The first phase of the first 18 constituencies in the Maoist-dominated areas of Chhattisgarh triggered a series of improvised explosive devices and l killing one Sub-Inspector and injuring others and thus they, the Maoists, have demonstrated they are still a force to reckon
with. However, given the latest reports that the poor tribeswomen and the aged had come out in the open and voted and the polling is over even 70% shows that the Maoists can’t fight the State in the long run. What is likely is that in the short-run the Naxalite groups have some fire power but it is likely to become weaker and weaker in the future.
Naxalism as everyone knows is an anarchic group. We have had the past history of anarchism in Europe and it is an ideology that wants the State to wither away!
Possible? Not at all. But what should worry the public is the urban Naxals!
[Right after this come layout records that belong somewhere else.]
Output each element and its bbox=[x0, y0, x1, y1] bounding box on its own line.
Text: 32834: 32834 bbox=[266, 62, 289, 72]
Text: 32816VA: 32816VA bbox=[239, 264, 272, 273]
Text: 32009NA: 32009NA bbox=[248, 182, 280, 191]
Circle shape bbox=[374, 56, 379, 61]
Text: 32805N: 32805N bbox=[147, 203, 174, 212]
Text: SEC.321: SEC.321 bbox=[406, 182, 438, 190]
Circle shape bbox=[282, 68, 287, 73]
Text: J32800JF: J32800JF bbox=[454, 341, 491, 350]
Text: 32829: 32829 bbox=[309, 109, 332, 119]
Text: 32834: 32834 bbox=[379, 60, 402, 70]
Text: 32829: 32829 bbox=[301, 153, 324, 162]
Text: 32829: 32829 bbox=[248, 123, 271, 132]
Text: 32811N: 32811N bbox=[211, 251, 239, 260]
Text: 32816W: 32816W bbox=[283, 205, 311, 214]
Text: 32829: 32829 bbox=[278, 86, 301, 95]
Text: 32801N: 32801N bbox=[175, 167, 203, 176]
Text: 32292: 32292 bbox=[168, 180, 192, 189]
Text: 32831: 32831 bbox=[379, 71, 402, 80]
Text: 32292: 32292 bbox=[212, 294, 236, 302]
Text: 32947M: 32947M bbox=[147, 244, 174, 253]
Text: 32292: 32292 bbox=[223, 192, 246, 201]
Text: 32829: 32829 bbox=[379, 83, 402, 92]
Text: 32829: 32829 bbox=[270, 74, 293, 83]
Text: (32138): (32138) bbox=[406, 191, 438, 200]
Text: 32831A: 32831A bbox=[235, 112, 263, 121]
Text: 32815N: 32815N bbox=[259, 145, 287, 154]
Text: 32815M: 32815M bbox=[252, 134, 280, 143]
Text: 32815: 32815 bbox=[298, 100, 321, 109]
These people, the ones under house arrest have opened a Pandora’s Box! It is anybody’s guess where these so-called urban Naxals will lead us to or when they would reach their destination.
The urban intellectuals who also proclaim their affiliations, let us hope, would end up as hopelessly frustrated one day, sooner this is like to happen, given their back grounds as middle class theoreticians and writers of theatres and novels or simple radical columnists.
Agriculture is deeply in the current crisis. Unless agriculture is revived and rural prosperity is ensured there would be crisis and discomfort in the rural scenario.
Of course, agriculture too can’t be revived so easily. Agriculture’s priorities are so different that in an ideal situation agriculture must get more social recognition and there must be a great share of the budget for this critical food segment.
A looming food crisis is predicted for the future of the world. There are issues within larger issues and so we have to create a widely shared public opinion as to the place of agriculture and food industry to share the resources in any enlightened agricultural and rural development policies.